Dalam bidang pendidikan, semuanya juga  sudah tahu kiranya, juga tidak kalah memperihatinkannya. Hegemoni paradigma positivisme tersebut, di antaranya terepresentasi dalam wujud dipakainya panduan yang juga cenderung sama, yakni prinsip-prinsip kapitalisme dan neoliberalisme dalam tata pengelolaannya sehingga lebih berbasiskan pengedepanan pada analisis spirit hitung-hitungan yang bernuansa profit dibandingkan wacana yang mengedepankan orientasi sebagai di ranah humanistik.
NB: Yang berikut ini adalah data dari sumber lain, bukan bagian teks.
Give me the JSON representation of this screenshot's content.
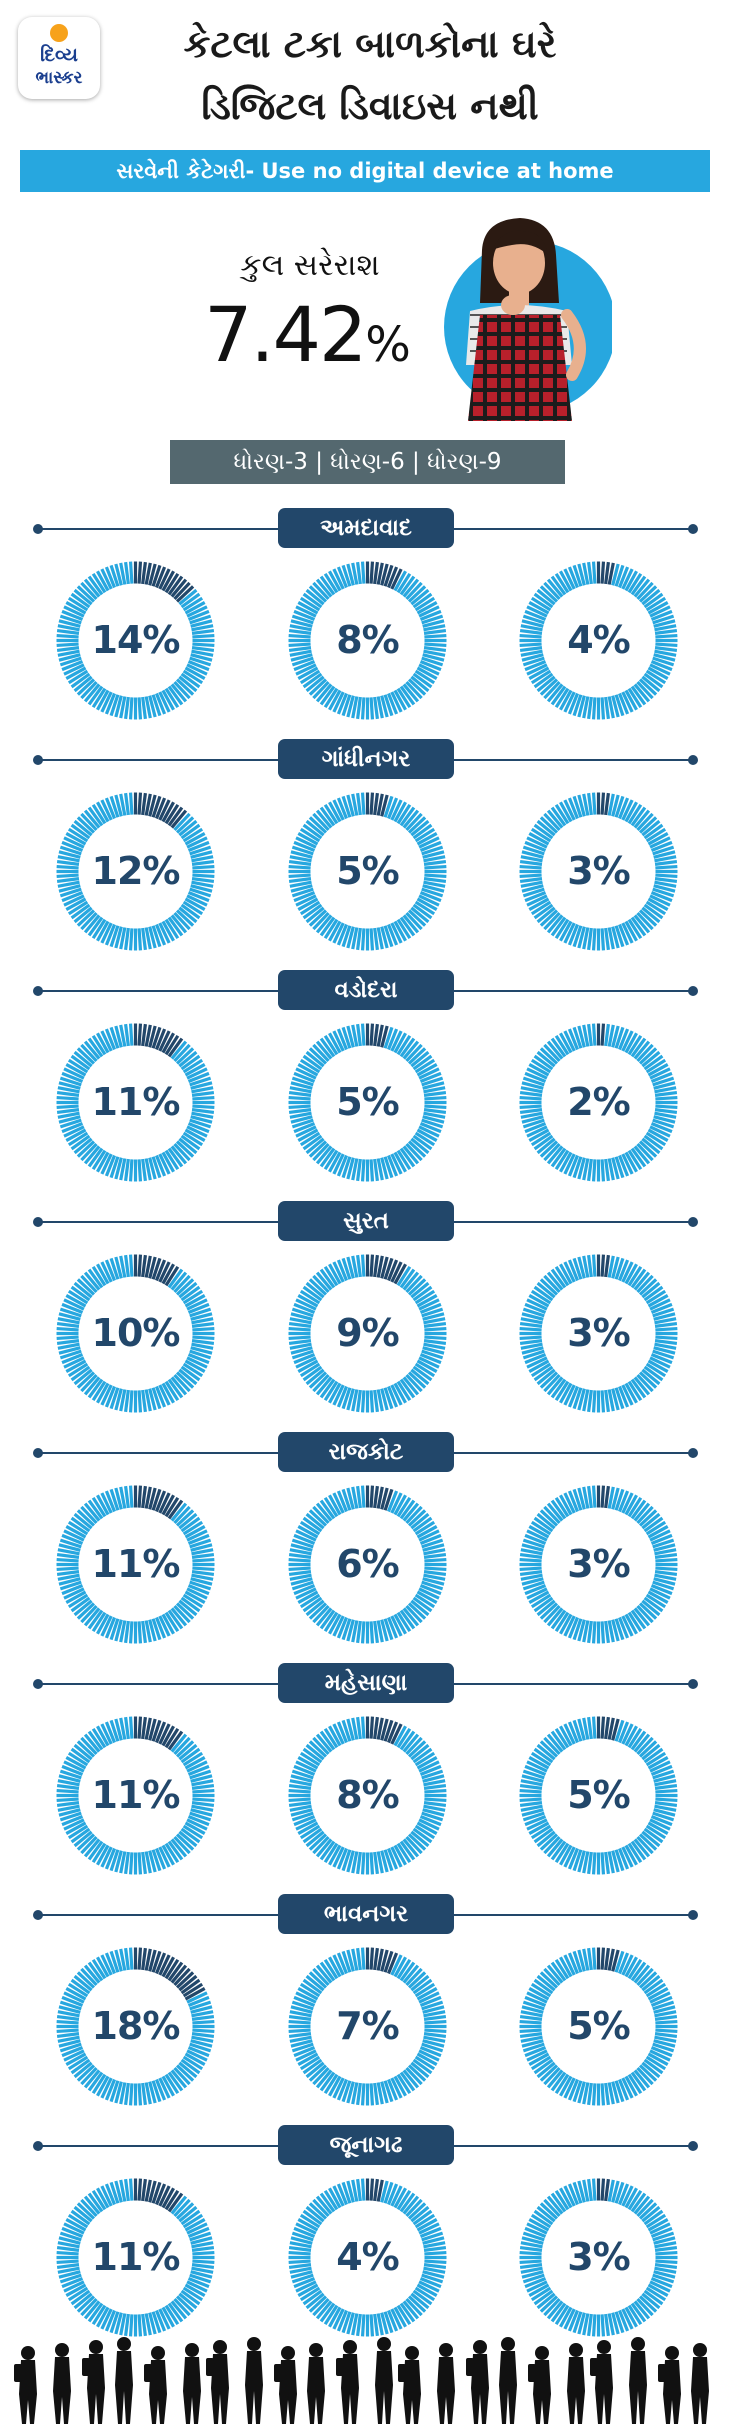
{
  "logo": {
    "line1": "દિવ્ય",
    "line2": "ભાસ્કર"
  },
  "title": {
    "line1": "કેટલા ટકા બાળકોના ઘરે",
    "line2": "ડિજિટલ ડિવાઇસ નથી"
  },
  "banner": "સરવેની કેટેગરી- Use no digital device at home",
  "average": {
    "label": "કુલ સરેરાશ",
    "value": "7.42",
    "unit": "%"
  },
  "grades_label": "ધોરણ-3 | ધોરણ-6 | ધોરણ-9",
  "colors": {
    "ring": "#27a7df",
    "ring_segment_dark": "#22476a",
    "tag": "#22476a",
    "banner": "#27a7df",
    "grade_bar": "#54686f"
  },
  "chart_data": {
    "type": "donut",
    "series": [
      {
        "name": "ધોરણ-3"
      },
      {
        "name": "ધોરણ-6"
      },
      {
        "name": "ધોરણ-9"
      }
    ],
    "categories": [
      "અમદાવાદ",
      "ગાંધીનગર",
      "વડોદરા",
      "સુરત",
      "રાજકોટ",
      "મહેસાણા",
      "ભાવનગર",
      "જૂનાગઢ"
    ],
    "cities": [
      {
        "name": "અમદાવાદ",
        "values": [
          14,
          8,
          4
        ],
        "labels": [
          "14%",
          "8%",
          "4%"
        ]
      },
      {
        "name": "ગાંધીનગર",
        "values": [
          12,
          5,
          3
        ],
        "labels": [
          "12%",
          "5%",
          "3%"
        ]
      },
      {
        "name": "વડોદરા",
        "values": [
          11,
          5,
          2
        ],
        "labels": [
          "11%",
          "5%",
          "2%"
        ]
      },
      {
        "name": "સુરત",
        "values": [
          10,
          9,
          3
        ],
        "labels": [
          "10%",
          "9%",
          "3%"
        ]
      },
      {
        "name": "રાજકોટ",
        "values": [
          11,
          6,
          3
        ],
        "labels": [
          "11%",
          "6%",
          "3%"
        ]
      },
      {
        "name": "મહેસાણા",
        "values": [
          11,
          8,
          5
        ],
        "labels": [
          "11%",
          "8%",
          "5%"
        ]
      },
      {
        "name": "ભાવનગર",
        "values": [
          18,
          7,
          5
        ],
        "labels": [
          "18%",
          "7%",
          "5%"
        ]
      },
      {
        "name": "જૂનાગઢ",
        "values": [
          11,
          4,
          3
        ],
        "labels": [
          "11%",
          "4%",
          "3%"
        ]
      }
    ]
  }
}
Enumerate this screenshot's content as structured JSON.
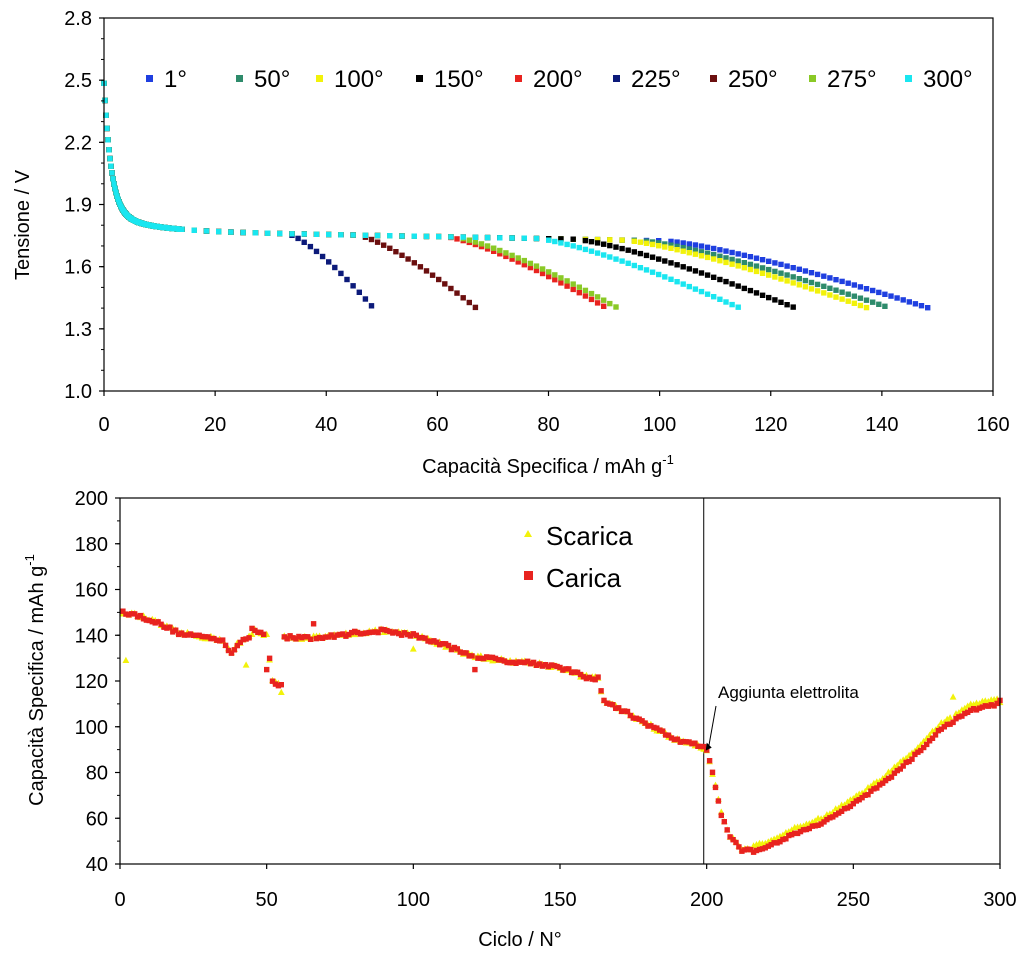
{
  "chart_data": [
    {
      "type": "scatter",
      "title": "",
      "xlabel": "Capacità Specifica / mAh g",
      "xlabel_sup": "-1",
      "ylabel": "Tensione / V",
      "xlim": [
        0,
        160
      ],
      "ylim": [
        1.0,
        2.8
      ],
      "xticks": [
        "0",
        "20",
        "40",
        "60",
        "80",
        "100",
        "120",
        "140",
        "160"
      ],
      "yticks": [
        "1.0",
        "1.3",
        "1.6",
        "1.9",
        "2.2",
        "2.5",
        "2.8"
      ],
      "grid": false,
      "legend": "top",
      "series": [
        {
          "name": "1°",
          "color": "#1f3fe0",
          "end_capacity": 148.5
        },
        {
          "name": "50°",
          "color": "#2e8b6b",
          "end_capacity": 141.5
        },
        {
          "name": "100°",
          "color": "#f2f20a",
          "end_capacity": 137.5
        },
        {
          "name": "150°",
          "color": "#000000",
          "end_capacity": 124.5
        },
        {
          "name": "200°",
          "color": "#e8231f",
          "end_capacity": 90.5
        },
        {
          "name": "225°",
          "color": "#0c1a7a",
          "end_capacity": 48.5
        },
        {
          "name": "250°",
          "color": "#6b0f0f",
          "end_capacity": 67.0
        },
        {
          "name": "275°",
          "color": "#8ac926",
          "end_capacity": 92.5
        },
        {
          "name": "300°",
          "color": "#19e6f0",
          "end_capacity": 114.5
        }
      ]
    },
    {
      "type": "scatter",
      "title": "",
      "xlabel": "Ciclo / N°",
      "ylabel": "Capacità Specifica / mAh g",
      "ylabel_sup": "-1",
      "xlim": [
        0,
        300
      ],
      "ylim": [
        40,
        200
      ],
      "xticks": [
        "0",
        "50",
        "100",
        "150",
        "200",
        "250",
        "300"
      ],
      "yticks": [
        "40",
        "60",
        "80",
        "100",
        "120",
        "140",
        "160",
        "180",
        "200"
      ],
      "grid": false,
      "legend": "top-center",
      "vline_x": 199,
      "annotation": {
        "text": "Aggiunta elettrolita",
        "x": 199,
        "y": 90
      },
      "series": [
        {
          "name": "Scarica",
          "color": "#f2f20a",
          "marker": "triangle"
        },
        {
          "name": "Carica",
          "color": "#e8231f",
          "marker": "square"
        }
      ],
      "trend_x": [
        0,
        2,
        10,
        20,
        35,
        38,
        40,
        43,
        46,
        50,
        52,
        55,
        56,
        65,
        70,
        80,
        90,
        100,
        110,
        120,
        125,
        130,
        140,
        150,
        158,
        163,
        165,
        170,
        180,
        190,
        195,
        200,
        202,
        205,
        208,
        212,
        215,
        220,
        230,
        240,
        250,
        260,
        270,
        280,
        290,
        300
      ],
      "trend_y": [
        150,
        150,
        147,
        141,
        138,
        132,
        136,
        138,
        142,
        140,
        120,
        118,
        139,
        139,
        139,
        141,
        142,
        140,
        136,
        131,
        130,
        129,
        128,
        126,
        122,
        121,
        111,
        108,
        101,
        94,
        93,
        90,
        80,
        62,
        52,
        46,
        46,
        48,
        54,
        59,
        67,
        76,
        87,
        100,
        108,
        111
      ]
    }
  ]
}
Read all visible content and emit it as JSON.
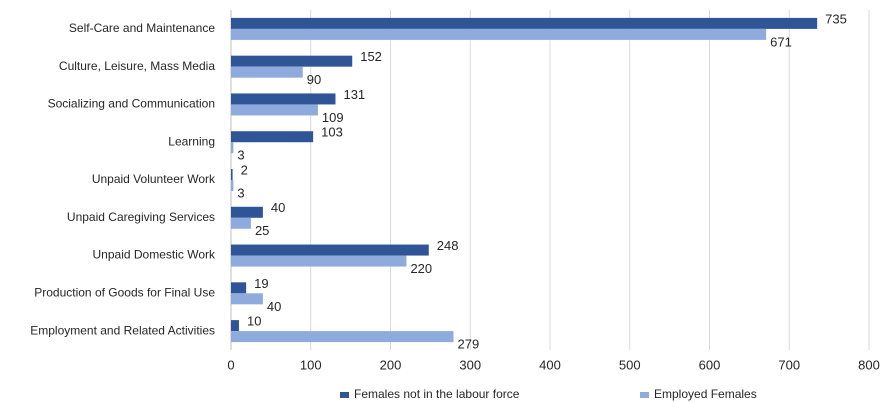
{
  "chart_data": {
    "type": "bar",
    "orientation": "horizontal",
    "categories": [
      "Self-Care and Maintenance",
      "Culture, Leisure, Mass Media",
      "Socializing and Communication",
      "Learning",
      "Unpaid Volunteer Work",
      "Unpaid Caregiving Services",
      "Unpaid Domestic Work",
      "Production of Goods for Final Use",
      "Employment and Related Activities"
    ],
    "series": [
      {
        "name": "Females not in the labour force",
        "color": "#2f5597",
        "values": [
          735,
          152,
          131,
          103,
          2,
          40,
          248,
          19,
          10
        ]
      },
      {
        "name": "Employed Females",
        "color": "#8faadc",
        "values": [
          671,
          90,
          109,
          3,
          3,
          25,
          220,
          40,
          279
        ]
      }
    ],
    "xlim": [
      0,
      800
    ],
    "xticks": [
      0,
      100,
      200,
      300,
      400,
      500,
      600,
      700,
      800
    ],
    "grid": true,
    "legend": "bottom"
  }
}
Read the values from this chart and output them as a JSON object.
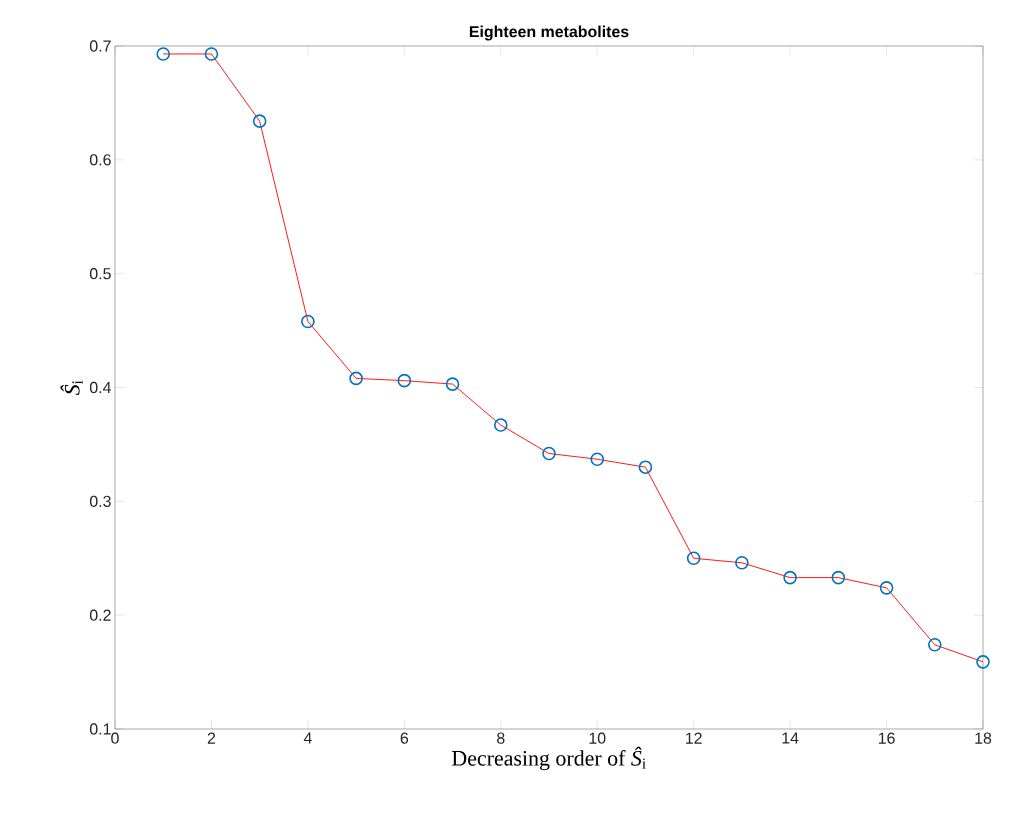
{
  "chart_data": {
    "type": "line",
    "title": "Eighteen metabolites",
    "xlabel": "Decreasing order of *Ŝ*$_{i}$",
    "ylabel": "*Ŝ*$_{i}$",
    "x": [
      1,
      2,
      3,
      4,
      5,
      6,
      7,
      8,
      9,
      10,
      11,
      12,
      13,
      14,
      15,
      16,
      17,
      18
    ],
    "series": [
      {
        "color": "#ff0000",
        "colors": [
          "#0072bd",
          "#0072bd",
          "#0072bd",
          "#0072bd",
          "#0072bd",
          "#0072bd",
          "#0072bd",
          "#0072bd",
          "#0072bd",
          "#0072bd",
          "#0072bd",
          "#0072bd",
          "#0072bd",
          "#0072bd",
          "#0072bd",
          "#0072bd",
          "#0072bd",
          "#0072bd"
        ],
        "values": [
          0.693,
          0.693,
          0.634,
          0.458,
          0.408,
          0.406,
          0.403,
          0.367,
          0.342,
          0.337,
          0.33,
          0.25,
          0.246,
          0.233,
          0.233,
          0.224,
          0.174,
          0.159
        ]
      }
    ],
    "marker": "circle",
    "line_style": "solid",
    "xlim": [
      0,
      18
    ],
    "ylim": [
      0.1,
      0.7
    ],
    "xticks": [
      0,
      2,
      4,
      6,
      8,
      10,
      12,
      14,
      16,
      18
    ],
    "yticks": [
      0.1,
      0.2,
      0.3,
      0.4,
      0.5,
      0.6,
      0.7
    ]
  }
}
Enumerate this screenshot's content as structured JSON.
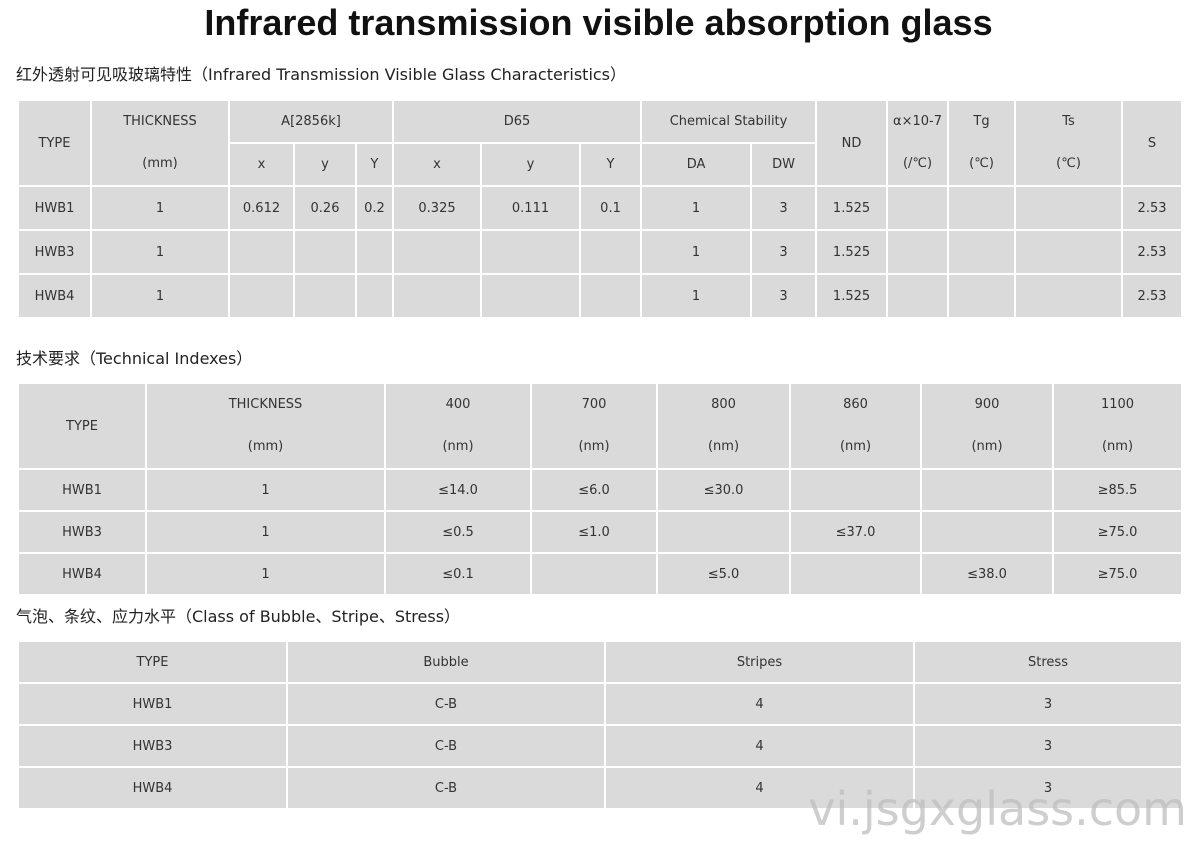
{
  "title": "Infrared transmission visible absorption glass",
  "section1": {
    "heading": "红外透射可见吸玻璃特性（Infrared Transmission Visible Glass Characteristics）",
    "table": {
      "header": {
        "type": "TYPE",
        "thickness": [
          "THICKNESS",
          "(mm)"
        ],
        "a": "A[2856k]",
        "d65": "D65",
        "chem": "Chemical Stability",
        "nd": "ND",
        "alpha": [
          "α×10-7",
          "(/℃)"
        ],
        "tg": [
          "Tg",
          "(℃)"
        ],
        "ts": [
          "Ts",
          "(℃)"
        ],
        "s": "S",
        "sub": [
          "x",
          "y",
          "Y",
          "x",
          "y",
          "Y",
          "DA",
          "DW"
        ]
      },
      "rows": [
        [
          "HWB1",
          "1",
          "0.612",
          "0.26",
          "0.2",
          "0.325",
          "0.111",
          "0.1",
          "1",
          "3",
          "1.525",
          null,
          null,
          null,
          "2.53"
        ],
        [
          "HWB3",
          "1",
          null,
          null,
          null,
          null,
          null,
          null,
          "1",
          "3",
          "1.525",
          null,
          null,
          null,
          "2.53"
        ],
        [
          "HWB4",
          "1",
          null,
          null,
          null,
          null,
          null,
          null,
          "1",
          "3",
          "1.525",
          null,
          null,
          null,
          "2.53"
        ]
      ]
    }
  },
  "section2": {
    "heading": "技术要求（Technical Indexes）",
    "table": {
      "header": [
        [
          "TYPE"
        ],
        [
          "THICKNESS",
          "(mm)"
        ],
        [
          "400",
          "(nm)"
        ],
        [
          "700",
          "(nm)"
        ],
        [
          "800",
          "(nm)"
        ],
        [
          "860",
          "(nm)"
        ],
        [
          "900",
          "(nm)"
        ],
        [
          "1100",
          "(nm)"
        ]
      ],
      "rows": [
        [
          "HWB1",
          "1",
          "≤14.0",
          "≤6.0",
          "≤30.0",
          null,
          null,
          "≥85.5"
        ],
        [
          "HWB3",
          "1",
          "≤0.5",
          "≤1.0",
          null,
          "≤37.0",
          null,
          "≥75.0"
        ],
        [
          "HWB4",
          "1",
          "≤0.1",
          null,
          "≤5.0",
          null,
          "≤38.0",
          "≥75.0"
        ]
      ]
    }
  },
  "section3": {
    "heading": "气泡、条纹、应力水平（Class of Bubble、Stripe、Stress）",
    "table": {
      "header": [
        "TYPE",
        "Bubble",
        "Stripes",
        "Stress"
      ],
      "rows": [
        [
          "HWB1",
          "C-B",
          "4",
          "3"
        ],
        [
          "HWB3",
          "C-B",
          "4",
          "3"
        ],
        [
          "HWB4",
          "C-B",
          "4",
          "3"
        ]
      ]
    }
  },
  "watermark": "vi.jsgxglass.com"
}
Padahal, sebagaimana sejak lama diimpikan oleh Soedjatmoko misalnya, bahwa perjuangan perihal peraihan nilai-nilai humanistik itu, secara ideal diandaikan adalah milik privilege universitas-universitas sebagai institusi utamanya (Soedjamoko, 2001:135).

Kenyataan ini lebih diperparah lagi, dengan problem berikutnya, yakni ketika holistisitas di ketiga substansi filsafat ilmu pengetahuan itu, kini kecenderungan tersekulerisasi, sehingga sisi ke-apa-an (ontologi), ke-bagaimana-an (epistemologi), dan ke-mengapa-an (aksiologi) ilmu yang dicari dan dipelajari itu, sudah tidak saling bertegur sapa adanya.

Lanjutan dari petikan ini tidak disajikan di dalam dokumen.